However, there are two tools that I still use, because in some circumstances they are very helpful. Before we decide to open an order, we seek additional confirmation that our analysis of the situation is correct. When the conclusions resulting from the observation of the price behavior additionally are supported by correct interpretation of what the indicator shows us – we have in some sense a confluence allowing us to make successful trading decision.
The indicators with which I did not part with and they accompany me on a daily basis in trading are Exponential Moving Average (EMA) and MACD, which in principle is also based on the analysis of moving averages.
How I use EMA in my trading I described in the article: “Trading based on the exponential average EMA 144”, and how I use MACD I will describe in today’s art.
Trading using MACD
The MACD indicator [Moving Average Convergence / Divergence] – was constructed by analyst Gerard Appel in 1979. The indicator examines the convergence and divergence of moving averages. It is the difference between long-term value and short-term exponential average. It belongs to the group of oscillators.
There are many strategies based on this indicator, it has multiple uses not only on the forex market, it is also used in speculation on stock exchanges. It is often one of the components of the EA used in algotrading. The most common MACD settings are as follows:
– in the indicator window we have a histogram (bar graph) MACD where the dotted line is a signaling line, and medium periods are (12,26,9)
I use a slightly modified indicator in trading:
- parameters (periods of averages) are respectively (12,26,1)
- the color of the next “bar” of the histogram changes to red when MACD decreases and to blue when the indicator grows.
Below is a sketch of the modified MACD chart:
The basic question we ask ourselves when trading on the forex market is – will a given financial instrument grow or will it fall …? and basically the answer to this question is all we need. MACD in some situations can help us find this answer.
Below are two ways I use this oscillator.
When the value of the indicator moves in the opposite direction to the price, we say that there was divergence. In the chart below, it is very easy to notice. There are two divergences – bullish (upward) and bearish (downward).
In the first case, when the MACD begins to grow (point A), it heralds a change in the upward trend. In the second when the indicator starts to decrease (B) the trend changes to a downward trend.
Using the indicator in this way, we have a good chance to correctly predict whether the price will rise or fall in the near future. Of course, you should look for further confirmation in the price behavior, the probability of the event will increase if divergences occur at important levels of support or resistance and (or) are supported by some Price Action formation like Inside, Outside Bars, PinBars or H&S.
Something for beginners …
Experienced traders will notice divergences on the charts without any problem, however, for the less-experienced ones, the following picture showing in a schematic way all the common types of divergence between the price graph and the MACD histogram can be useful.
II. Maximum and minimum – a signal to change the trend ?
And how to use the MACD, when there is no divergence and do not promise to be in the near future, and the answer to the question down or up very desirable …? Also here MACD can show us the direction, but in this case we will focus on its “highs” and “lows”. The easiest way to show it is in the following example:
Observing the chart USDJPY H4 we can see a certain regularity.
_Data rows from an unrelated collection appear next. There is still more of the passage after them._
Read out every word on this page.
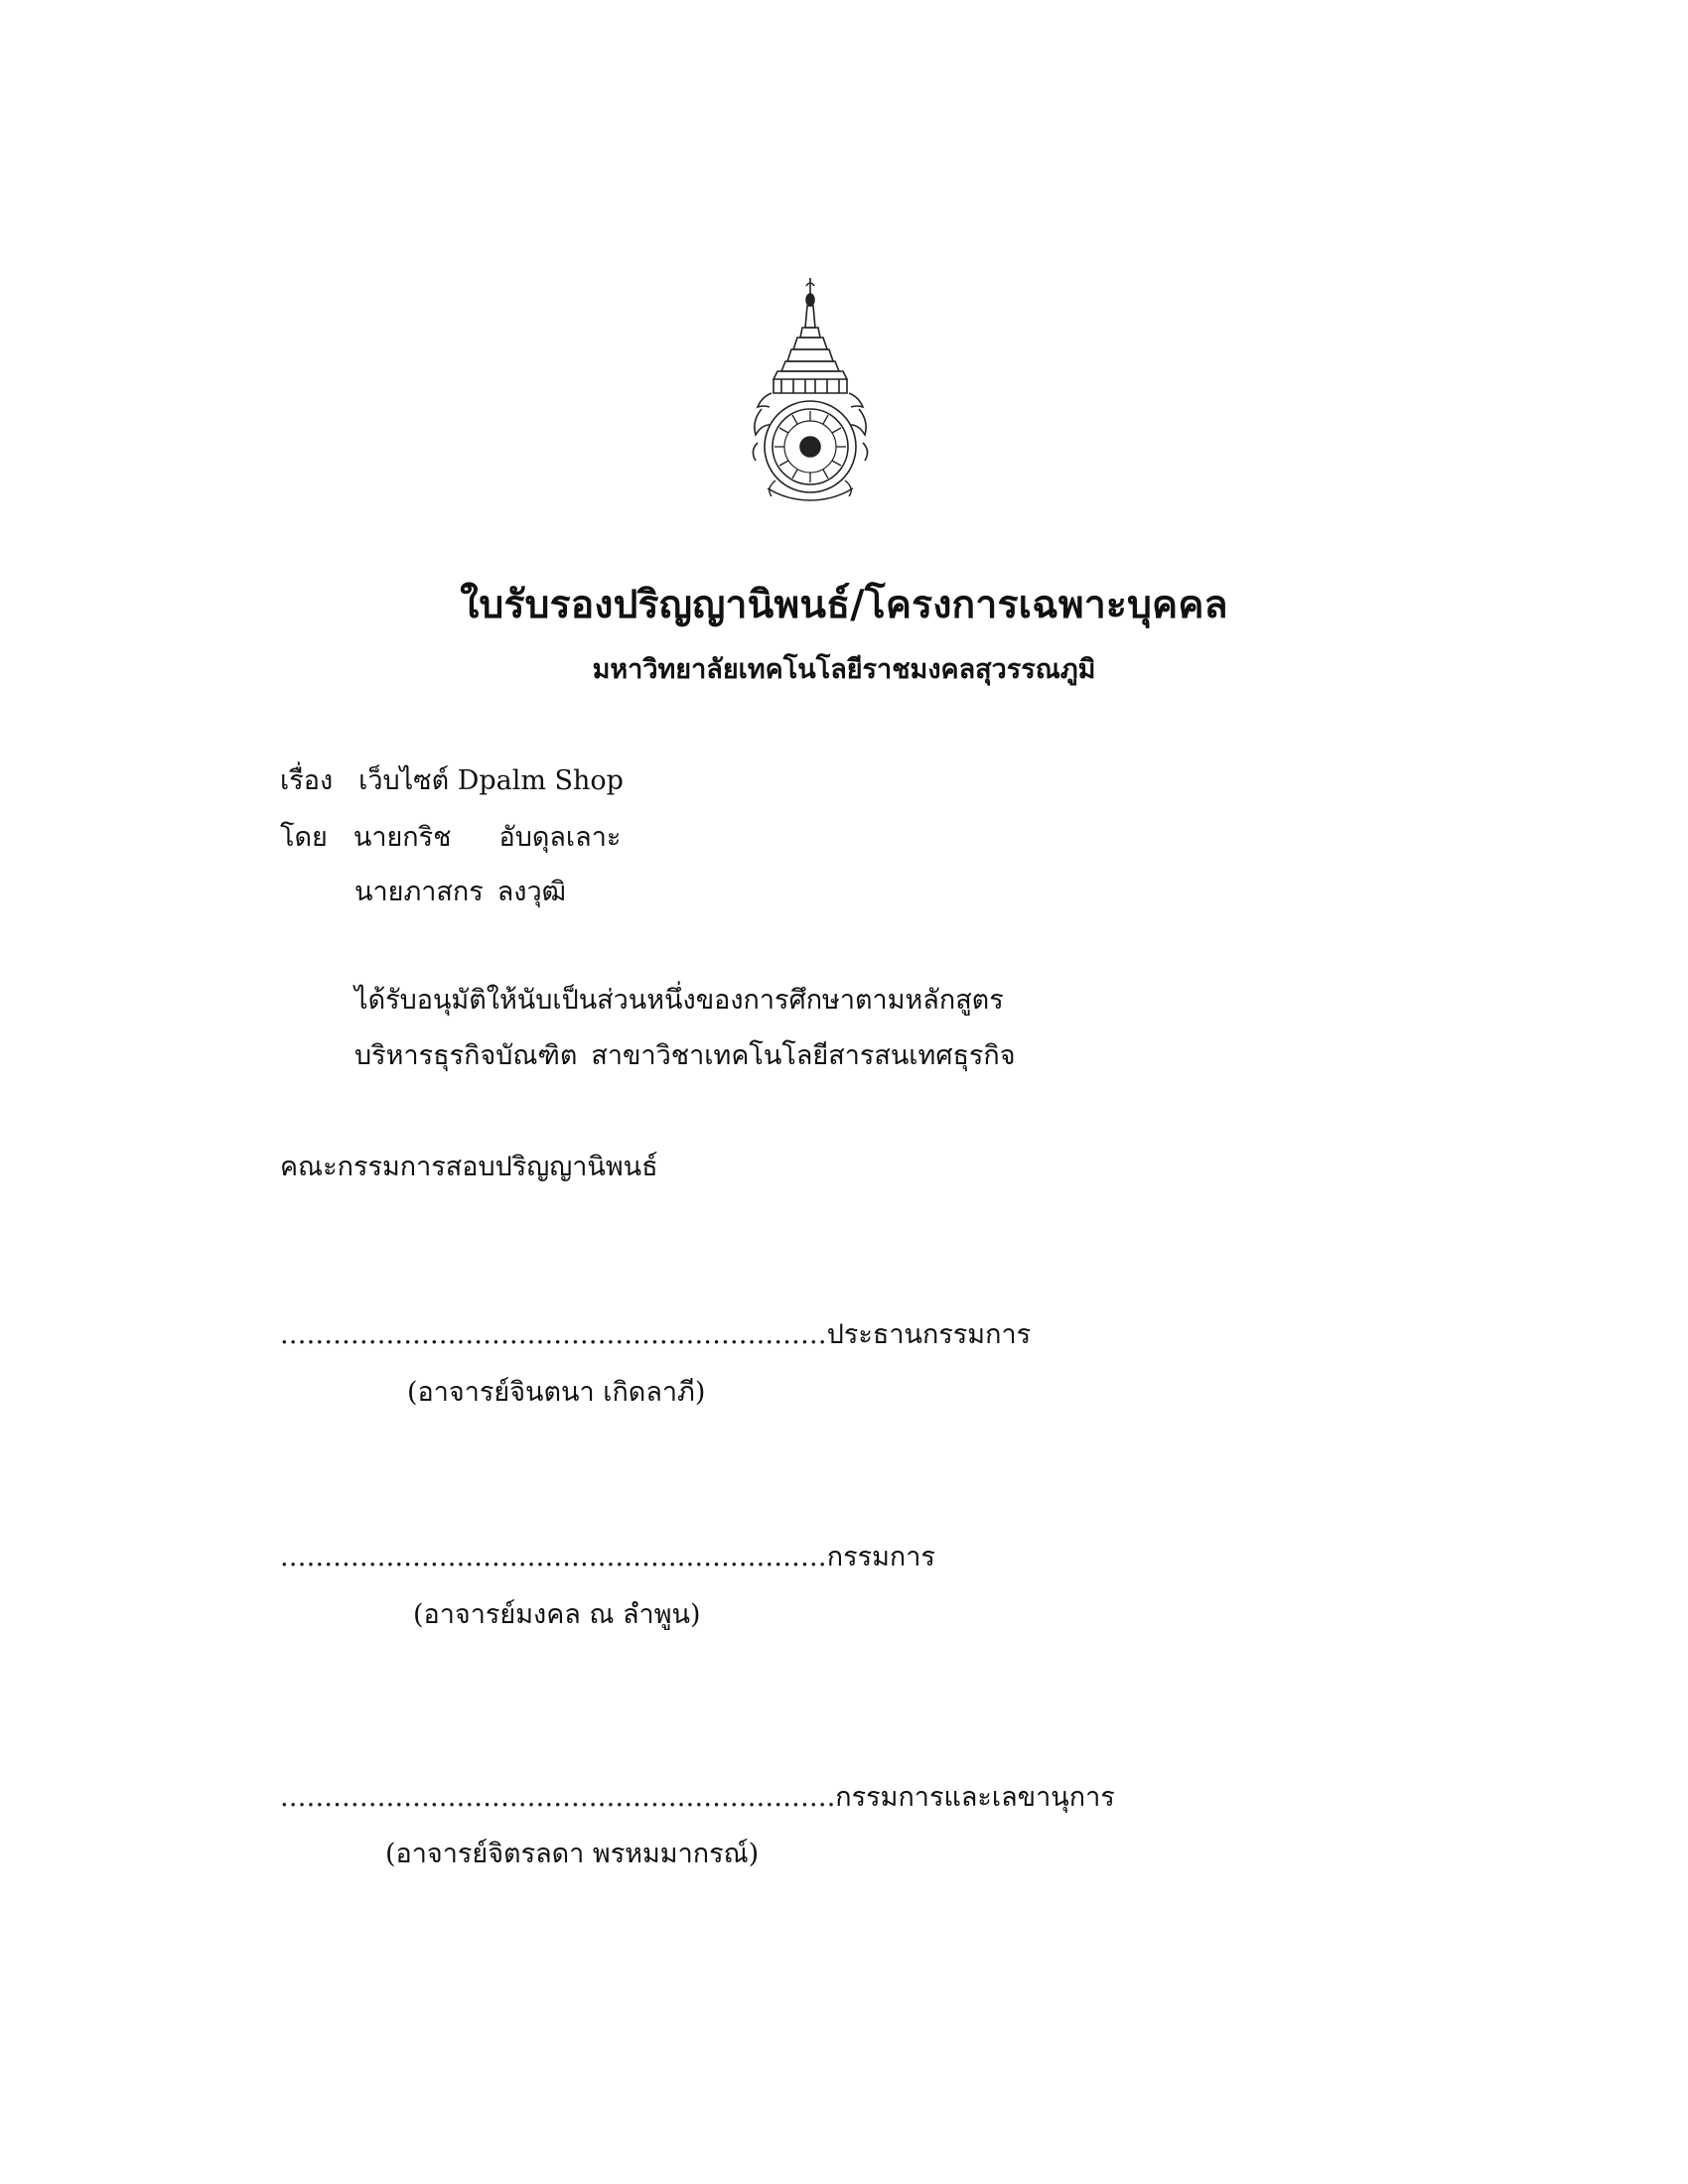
ใบรับรองปริญญานิพนธ์/โครงการเฉพาะบุคคล
มหาวิทยาลัยเทคโนโลยีราชมงคลสุวรรณภูมิ
เรื่อง เว็บไซต์ Dpalm Shop
โดย นายกริช อับดุลเลาะ
นายภาสกร ลงวุฒิ
ได้รับอนุมัติให้นับเป็นส่วนหนึ่งของการศึกษาตามหลักสูตร
บริหารธุรกิจบัณฑิต สาขาวิชาเทคโนโลยีสารสนเทศธุรกิจ
คณะกรรมการสอบปริญญานิพนธ์
..............................................................ประธานกรรมการ
(อาจารย์จินตนา เกิดลาภี)
..............................................................กรรมการ
(อาจารย์มงคล ณ ลำพูน)
...............................................................กรรมการและเลขานุการ
(อาจารย์จิตรลดา พรหมมากรณ์)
When the MACD reaches the minimum (1) as evidenced by the change of color from red to blue visible in the histogram, the next candle after that which caused the change in the color of the indicator is also bullish as well as few next. The declines begin only when the MACD has reached the maximum (2) as evidenced by the change of the histogram bar to red. Situation with price and MACD is similar in 3,4,5
As I mentioned earlier, if such a maximum or minimum occurs when the price reaches an important level – the probability of a change in the direction in which the price will go, increases significantly, and the move may have a large range. In the case of (1) and (2) we have confirmation of the Price Action – Inside Bar formations, and in the case of (4) and (5) Outside Bar and increases or decreases after breaking out from them. From my experience this way of determining the trend change (these are usually local, short-term changes) gives the best results at higher time intervals – H4 and D1.
Example of strategy based on PA + MACD:
- We search on a chart (H4, D1) of any currency pair or other financial instrument situation where the MACD changed direction -for example – began to decrease, the first red bar appeared on the histogram, ie the maximum was created.
- If the Formation Inside (IB) or Outside Bar (OB) appears, the probability of changing the trend becomes large
- We calculate the size of SL, which should be above the “mother” candle, i.e. forming IB or OB. If it is acceptable to us and the nearest support level is so far away that the risk / reward ratio is favorable, we open the SELL order.